We know that poverty has risen with this recession that we have been going through and continue to go through. By how much? Well, we have not had a lot of information on that but the Citizens for Public Justice, along with their partners, released a study back in the spring that indicated that poverty in Canada had gone up from 9.2% to 11.7% overall, which is two and a half percentage points. Child poverty had gone up from 9.5% to 12% as a result of this recession. It showed that employment insurance and other social measures have failed many Canadians. Social assistance caseloads are up, the cost of food is up and the cost of shelter is up. We had the food banks' report less than a year ago showing that food bank usage had gone up 18% in Canada and that the government's response to this has been very weak.

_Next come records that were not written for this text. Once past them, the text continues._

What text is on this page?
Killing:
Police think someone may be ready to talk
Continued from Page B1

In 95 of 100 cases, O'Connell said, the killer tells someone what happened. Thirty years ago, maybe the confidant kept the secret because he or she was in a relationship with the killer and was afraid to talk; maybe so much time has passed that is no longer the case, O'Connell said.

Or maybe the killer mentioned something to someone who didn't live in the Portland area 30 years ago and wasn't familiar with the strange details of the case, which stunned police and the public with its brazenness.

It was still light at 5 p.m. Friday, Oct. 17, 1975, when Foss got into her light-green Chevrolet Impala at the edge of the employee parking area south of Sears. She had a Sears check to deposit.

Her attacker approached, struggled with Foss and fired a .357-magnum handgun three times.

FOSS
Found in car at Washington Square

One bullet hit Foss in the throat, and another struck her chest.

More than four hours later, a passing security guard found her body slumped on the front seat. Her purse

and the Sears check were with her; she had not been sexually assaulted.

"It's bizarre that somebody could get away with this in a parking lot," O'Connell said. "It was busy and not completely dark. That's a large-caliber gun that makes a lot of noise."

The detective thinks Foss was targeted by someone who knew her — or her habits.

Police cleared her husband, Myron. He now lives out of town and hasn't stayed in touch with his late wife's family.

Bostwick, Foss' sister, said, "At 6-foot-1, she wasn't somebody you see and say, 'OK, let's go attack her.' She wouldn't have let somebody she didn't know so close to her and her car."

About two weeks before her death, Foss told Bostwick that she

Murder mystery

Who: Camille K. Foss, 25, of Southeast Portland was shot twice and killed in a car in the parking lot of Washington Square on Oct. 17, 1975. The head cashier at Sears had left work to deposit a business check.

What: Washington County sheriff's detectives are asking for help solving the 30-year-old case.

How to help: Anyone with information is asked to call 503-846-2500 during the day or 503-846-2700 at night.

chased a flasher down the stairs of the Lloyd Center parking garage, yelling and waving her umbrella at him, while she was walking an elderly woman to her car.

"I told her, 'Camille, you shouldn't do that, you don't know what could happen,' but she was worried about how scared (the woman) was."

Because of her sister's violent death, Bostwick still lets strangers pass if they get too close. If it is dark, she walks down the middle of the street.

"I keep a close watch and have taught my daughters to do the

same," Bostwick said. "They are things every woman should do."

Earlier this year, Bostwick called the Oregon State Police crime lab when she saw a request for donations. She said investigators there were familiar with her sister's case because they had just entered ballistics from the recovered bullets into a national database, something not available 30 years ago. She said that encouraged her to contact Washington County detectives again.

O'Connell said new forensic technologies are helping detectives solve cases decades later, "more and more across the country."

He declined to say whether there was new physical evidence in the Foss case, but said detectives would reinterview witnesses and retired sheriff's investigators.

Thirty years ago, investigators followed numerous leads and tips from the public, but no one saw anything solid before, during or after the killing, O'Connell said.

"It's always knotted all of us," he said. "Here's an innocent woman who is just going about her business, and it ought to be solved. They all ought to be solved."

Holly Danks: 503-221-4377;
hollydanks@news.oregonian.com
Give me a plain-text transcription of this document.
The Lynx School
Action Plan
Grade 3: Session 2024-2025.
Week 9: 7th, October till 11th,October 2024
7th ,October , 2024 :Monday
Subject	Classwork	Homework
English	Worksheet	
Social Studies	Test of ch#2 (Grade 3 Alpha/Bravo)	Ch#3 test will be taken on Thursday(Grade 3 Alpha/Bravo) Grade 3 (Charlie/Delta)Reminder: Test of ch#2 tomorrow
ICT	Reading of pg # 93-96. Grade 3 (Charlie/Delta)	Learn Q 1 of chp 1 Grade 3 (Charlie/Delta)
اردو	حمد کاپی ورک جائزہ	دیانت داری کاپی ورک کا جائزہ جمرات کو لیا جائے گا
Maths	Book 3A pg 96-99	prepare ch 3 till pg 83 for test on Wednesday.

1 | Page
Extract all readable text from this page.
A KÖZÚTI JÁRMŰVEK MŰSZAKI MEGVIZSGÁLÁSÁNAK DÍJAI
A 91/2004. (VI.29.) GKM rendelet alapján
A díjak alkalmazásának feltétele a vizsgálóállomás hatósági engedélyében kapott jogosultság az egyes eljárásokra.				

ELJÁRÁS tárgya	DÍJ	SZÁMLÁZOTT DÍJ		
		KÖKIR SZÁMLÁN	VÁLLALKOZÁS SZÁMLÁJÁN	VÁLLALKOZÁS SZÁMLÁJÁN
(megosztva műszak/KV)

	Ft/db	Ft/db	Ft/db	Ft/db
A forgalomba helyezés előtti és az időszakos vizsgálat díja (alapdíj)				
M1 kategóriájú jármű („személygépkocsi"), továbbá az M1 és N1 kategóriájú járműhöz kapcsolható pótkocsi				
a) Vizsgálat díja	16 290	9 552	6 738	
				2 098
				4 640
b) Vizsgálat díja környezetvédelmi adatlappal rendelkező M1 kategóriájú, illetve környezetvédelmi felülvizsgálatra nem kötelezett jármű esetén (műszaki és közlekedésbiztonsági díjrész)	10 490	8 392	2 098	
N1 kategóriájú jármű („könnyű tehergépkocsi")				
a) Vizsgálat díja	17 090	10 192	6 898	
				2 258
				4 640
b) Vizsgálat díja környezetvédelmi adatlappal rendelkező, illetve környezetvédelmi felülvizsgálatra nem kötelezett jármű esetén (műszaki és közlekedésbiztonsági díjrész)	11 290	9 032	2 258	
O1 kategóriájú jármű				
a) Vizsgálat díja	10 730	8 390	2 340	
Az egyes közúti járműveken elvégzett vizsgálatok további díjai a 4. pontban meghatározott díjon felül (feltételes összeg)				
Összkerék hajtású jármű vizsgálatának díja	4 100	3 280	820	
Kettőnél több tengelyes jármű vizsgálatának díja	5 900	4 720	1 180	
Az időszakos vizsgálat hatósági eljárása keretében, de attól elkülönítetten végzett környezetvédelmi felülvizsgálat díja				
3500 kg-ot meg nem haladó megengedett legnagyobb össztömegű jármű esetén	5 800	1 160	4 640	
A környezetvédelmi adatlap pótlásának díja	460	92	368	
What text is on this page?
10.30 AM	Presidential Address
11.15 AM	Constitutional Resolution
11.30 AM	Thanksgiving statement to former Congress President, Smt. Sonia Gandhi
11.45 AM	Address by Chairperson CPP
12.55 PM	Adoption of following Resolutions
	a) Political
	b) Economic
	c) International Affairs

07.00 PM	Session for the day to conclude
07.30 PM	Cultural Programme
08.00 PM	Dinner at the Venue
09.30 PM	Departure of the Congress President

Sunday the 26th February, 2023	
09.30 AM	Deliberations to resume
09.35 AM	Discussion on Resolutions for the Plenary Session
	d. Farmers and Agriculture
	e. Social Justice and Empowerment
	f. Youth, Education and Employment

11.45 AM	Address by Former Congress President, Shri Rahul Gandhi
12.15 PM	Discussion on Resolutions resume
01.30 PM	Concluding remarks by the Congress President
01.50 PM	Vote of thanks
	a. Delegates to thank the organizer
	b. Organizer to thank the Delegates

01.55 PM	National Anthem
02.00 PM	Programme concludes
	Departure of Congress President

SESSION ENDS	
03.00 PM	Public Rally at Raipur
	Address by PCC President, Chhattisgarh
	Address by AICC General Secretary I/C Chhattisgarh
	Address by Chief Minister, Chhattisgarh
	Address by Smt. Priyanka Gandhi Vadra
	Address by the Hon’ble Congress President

We have no national anti-poverty strategy in Canada. We are one of the few industrialized nations that does not have an anti-poverty strategy. We do have six provinces and one territory that now have an anti-poverty strategy. They all want the same thing. They want the federal government to come to the table and say that it takes poverty seriously.
Last year, the United Nations, in its periodic review, made a very specific recommendation, which I think was number 17, which said that Canada should have and needs to have an anti-poverty strategy. Instead of that, the government turned around and said that it was not its jurisdiction. Everybody in the country, from provinces that have these strategies, to social welfare groups, to academics, all understand that it is part of the responsibility of the federal government to step up and have a strategy. We can debate what is in that strategy but there needs to be a federal anti-poverty strategy here in Canada.
Since that time things have only gotten worse. The ridiculous decision to abandon the long form census will hurt groups that deal with poverty. It specifically will hurt people with disabilities in this country. Organizations, like CCD and CACL, that deal with people who have disabilities are absolutely bewildered at how the government could possibly cancel the long form census. It will have a dramatic impact on the people who are living in poverty and people who have disabilities, many of whom live in poverty. That is the situation we have.
We can talk about the methods that we can use to improve the situation of those living in poverty and of those who are close to living in poverty, such as increasing the guaranteed income supplement and the child tax benefit. There is ongoing discussion in this country right now among many people from all parties represented in Parliament, including the Conservative Party and Senator Hugh Segal, for example, about a basic income for Canadians. What everybody seems to understand except the government is that at the very least Canada needs to have a government that is prepared to say that poverty is an issue and that poverty is again on the increase in Canada.
We did a lot to reduce poverty in the late 1990s with the child tax benefit, the guaranteed income supplement and things like that but we need to reduce poverty in Canada. We all have a role to play in that. Social agencies, provincial governments, municipal governments, everybody from Make Poverty History to the CFIB to the Chamber of Commerce understand that we need to have a national anti-poverty strategy. Why does the federal government not understand that and step forward and say that it will play its role to help those who are living in poverty, especially at time of recession?